Either the timbers for the east side never arrived or someone changed their mind about what to build here. Instead of erecting posts, they dug a deep ditch and piled up the chalk in a bank outside it, so that the outer edge of the chalk bank reached to the line of redundant postholes. The position of the southern bank terminal outside the east entrance was marked by a heap of four antlers. This is a curious deposit—these particular antlers are unlikely to have been used as pickaxes as their curved tines would have made them useless as digging implements.

A group of antler picks deposited by Neolithic builders before they built the henge bank of Durrington Walls. Each alternating color of the black-and-white photographic rods indicate half-meter intervals.

The ditch around the henge, with its four openings, was dug out sometime in the years 2480–2460 BC. The work would have been desperately slow. When you use a pickax today, you swing it over your head and bring it down with huge force. That doesn’t really work with an antler pick. Experimental archaeologist Phil Harding has found that the best way of digging with an antler pick is not just to hack away indiscriminately at the solid chalk but to pick away at the small fissures and lever out the chalk in blocks. A deep, narrow hole can then be enlarged by undercutting its sides, causing the chalk to collapse. This works well for the first 10 feet or so. Deeper down, the fissures in the chalk run out and the rock is completely solid. Here the tip of the tine has to be hammered deep into the chalk until there is enough leverage to pull the pick handle upward and flake off an inch or two. We know that the deep chalk was dug out like this because we have found the holes made by hammering the tips of the picks into solid rock.

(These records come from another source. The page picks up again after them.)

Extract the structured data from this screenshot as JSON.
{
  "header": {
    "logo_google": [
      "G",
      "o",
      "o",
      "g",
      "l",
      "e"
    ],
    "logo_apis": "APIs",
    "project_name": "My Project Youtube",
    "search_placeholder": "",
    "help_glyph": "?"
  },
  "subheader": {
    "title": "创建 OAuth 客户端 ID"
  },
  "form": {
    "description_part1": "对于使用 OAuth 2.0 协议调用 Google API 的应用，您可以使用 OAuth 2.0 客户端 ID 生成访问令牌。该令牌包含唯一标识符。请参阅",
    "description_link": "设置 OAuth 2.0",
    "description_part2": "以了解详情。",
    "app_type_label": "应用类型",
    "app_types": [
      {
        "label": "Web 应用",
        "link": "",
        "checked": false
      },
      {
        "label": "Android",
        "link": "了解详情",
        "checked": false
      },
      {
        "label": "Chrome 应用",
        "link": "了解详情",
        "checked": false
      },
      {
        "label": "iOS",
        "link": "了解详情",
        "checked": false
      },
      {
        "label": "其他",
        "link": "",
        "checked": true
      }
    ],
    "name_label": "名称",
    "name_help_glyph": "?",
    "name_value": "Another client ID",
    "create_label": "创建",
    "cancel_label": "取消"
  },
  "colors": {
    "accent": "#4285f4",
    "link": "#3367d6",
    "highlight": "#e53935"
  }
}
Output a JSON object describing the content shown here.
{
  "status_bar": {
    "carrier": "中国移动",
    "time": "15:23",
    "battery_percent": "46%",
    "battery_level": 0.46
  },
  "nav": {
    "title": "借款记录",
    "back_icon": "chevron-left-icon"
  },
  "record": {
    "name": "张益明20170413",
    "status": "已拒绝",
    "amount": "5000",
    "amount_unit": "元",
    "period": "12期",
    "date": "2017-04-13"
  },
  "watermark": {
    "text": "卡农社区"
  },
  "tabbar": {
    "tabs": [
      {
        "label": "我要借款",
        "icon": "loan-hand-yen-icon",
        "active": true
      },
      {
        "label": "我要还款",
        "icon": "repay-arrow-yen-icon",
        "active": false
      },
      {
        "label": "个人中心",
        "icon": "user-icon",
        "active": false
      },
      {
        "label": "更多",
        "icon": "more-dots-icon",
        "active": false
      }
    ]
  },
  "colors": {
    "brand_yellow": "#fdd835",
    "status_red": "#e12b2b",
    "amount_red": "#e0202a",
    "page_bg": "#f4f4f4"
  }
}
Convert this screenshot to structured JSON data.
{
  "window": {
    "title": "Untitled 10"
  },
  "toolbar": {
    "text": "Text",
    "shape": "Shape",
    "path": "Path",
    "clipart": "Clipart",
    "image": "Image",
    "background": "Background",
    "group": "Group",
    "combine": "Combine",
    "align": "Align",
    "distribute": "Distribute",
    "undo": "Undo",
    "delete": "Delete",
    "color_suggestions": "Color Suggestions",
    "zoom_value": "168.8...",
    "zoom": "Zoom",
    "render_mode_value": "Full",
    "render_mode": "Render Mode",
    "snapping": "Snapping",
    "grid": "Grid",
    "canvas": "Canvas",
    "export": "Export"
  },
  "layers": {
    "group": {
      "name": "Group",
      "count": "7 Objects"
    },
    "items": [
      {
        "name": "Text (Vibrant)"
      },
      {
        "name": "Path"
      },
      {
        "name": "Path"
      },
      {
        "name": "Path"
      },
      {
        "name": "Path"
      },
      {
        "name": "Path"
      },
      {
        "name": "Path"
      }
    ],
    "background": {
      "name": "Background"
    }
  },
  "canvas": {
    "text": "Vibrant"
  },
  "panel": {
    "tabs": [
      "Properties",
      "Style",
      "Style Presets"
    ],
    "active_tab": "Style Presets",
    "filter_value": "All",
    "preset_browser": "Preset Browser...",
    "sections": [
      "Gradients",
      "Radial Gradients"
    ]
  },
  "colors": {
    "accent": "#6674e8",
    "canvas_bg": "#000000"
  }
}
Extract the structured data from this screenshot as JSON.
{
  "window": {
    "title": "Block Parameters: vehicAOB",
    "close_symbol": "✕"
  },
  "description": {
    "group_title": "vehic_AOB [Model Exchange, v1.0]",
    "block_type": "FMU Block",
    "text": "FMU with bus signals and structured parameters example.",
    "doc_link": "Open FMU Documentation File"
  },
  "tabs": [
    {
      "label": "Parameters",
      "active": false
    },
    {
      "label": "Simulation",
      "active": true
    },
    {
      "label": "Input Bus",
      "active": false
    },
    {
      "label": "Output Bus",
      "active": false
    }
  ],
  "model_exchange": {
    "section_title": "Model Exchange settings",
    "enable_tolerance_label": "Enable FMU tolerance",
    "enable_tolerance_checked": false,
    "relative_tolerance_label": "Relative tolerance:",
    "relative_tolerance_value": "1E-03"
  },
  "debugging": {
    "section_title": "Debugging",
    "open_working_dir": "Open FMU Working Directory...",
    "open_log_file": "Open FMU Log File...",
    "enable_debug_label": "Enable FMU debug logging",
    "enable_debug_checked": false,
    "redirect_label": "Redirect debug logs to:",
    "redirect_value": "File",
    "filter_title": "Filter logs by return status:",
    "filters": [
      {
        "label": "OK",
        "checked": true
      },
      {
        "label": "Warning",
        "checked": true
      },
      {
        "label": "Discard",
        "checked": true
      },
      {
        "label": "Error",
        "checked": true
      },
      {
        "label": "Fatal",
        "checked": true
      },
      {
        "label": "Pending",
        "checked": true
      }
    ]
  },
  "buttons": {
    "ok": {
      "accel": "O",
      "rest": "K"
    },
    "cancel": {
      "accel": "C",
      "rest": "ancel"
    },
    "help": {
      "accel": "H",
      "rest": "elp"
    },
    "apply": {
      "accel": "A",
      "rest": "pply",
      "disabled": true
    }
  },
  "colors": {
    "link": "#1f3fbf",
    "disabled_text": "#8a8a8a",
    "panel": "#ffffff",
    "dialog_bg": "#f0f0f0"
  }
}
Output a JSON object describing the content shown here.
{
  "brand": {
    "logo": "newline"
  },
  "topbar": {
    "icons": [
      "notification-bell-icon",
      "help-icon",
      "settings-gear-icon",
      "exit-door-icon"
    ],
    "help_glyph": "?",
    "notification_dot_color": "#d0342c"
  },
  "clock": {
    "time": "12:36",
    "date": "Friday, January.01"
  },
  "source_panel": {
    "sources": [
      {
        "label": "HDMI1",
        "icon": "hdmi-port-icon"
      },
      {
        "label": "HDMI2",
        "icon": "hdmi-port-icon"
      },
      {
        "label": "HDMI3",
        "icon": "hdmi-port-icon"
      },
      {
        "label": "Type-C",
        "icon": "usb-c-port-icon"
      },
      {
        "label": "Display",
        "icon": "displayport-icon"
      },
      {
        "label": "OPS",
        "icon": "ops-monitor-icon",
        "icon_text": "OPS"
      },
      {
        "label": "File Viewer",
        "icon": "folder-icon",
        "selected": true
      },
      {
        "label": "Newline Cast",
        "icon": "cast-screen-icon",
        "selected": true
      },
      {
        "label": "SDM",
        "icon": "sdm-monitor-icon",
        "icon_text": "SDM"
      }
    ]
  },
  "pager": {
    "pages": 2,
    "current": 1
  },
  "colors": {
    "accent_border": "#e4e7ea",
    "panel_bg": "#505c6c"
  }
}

At Durrington Walls, this laborious process would have continued for more than five meters, down to the bottom of the ditch. Digging this by hand with antler picks was a Herculean undertaking, cutting near-vertical sides down to a depth of 5.5 meters then hauling baskets of shattered chalk up ladders to the top, and then carrying the rubble a further three meters up to the top of the bank.

The geophysical survey shows that the diggers dug the Durrington ditch in segments, each about 40 meters long. The segments look in plan like a string of sausages, with narrow strips between wider segments, showing where the work teams had to break through to join up. One ditch segment on the south side was started and then filled back in and re-dug in a slightly different place: another occasion where someone in charge changed their mind, or realized that the diggers had made a mistake.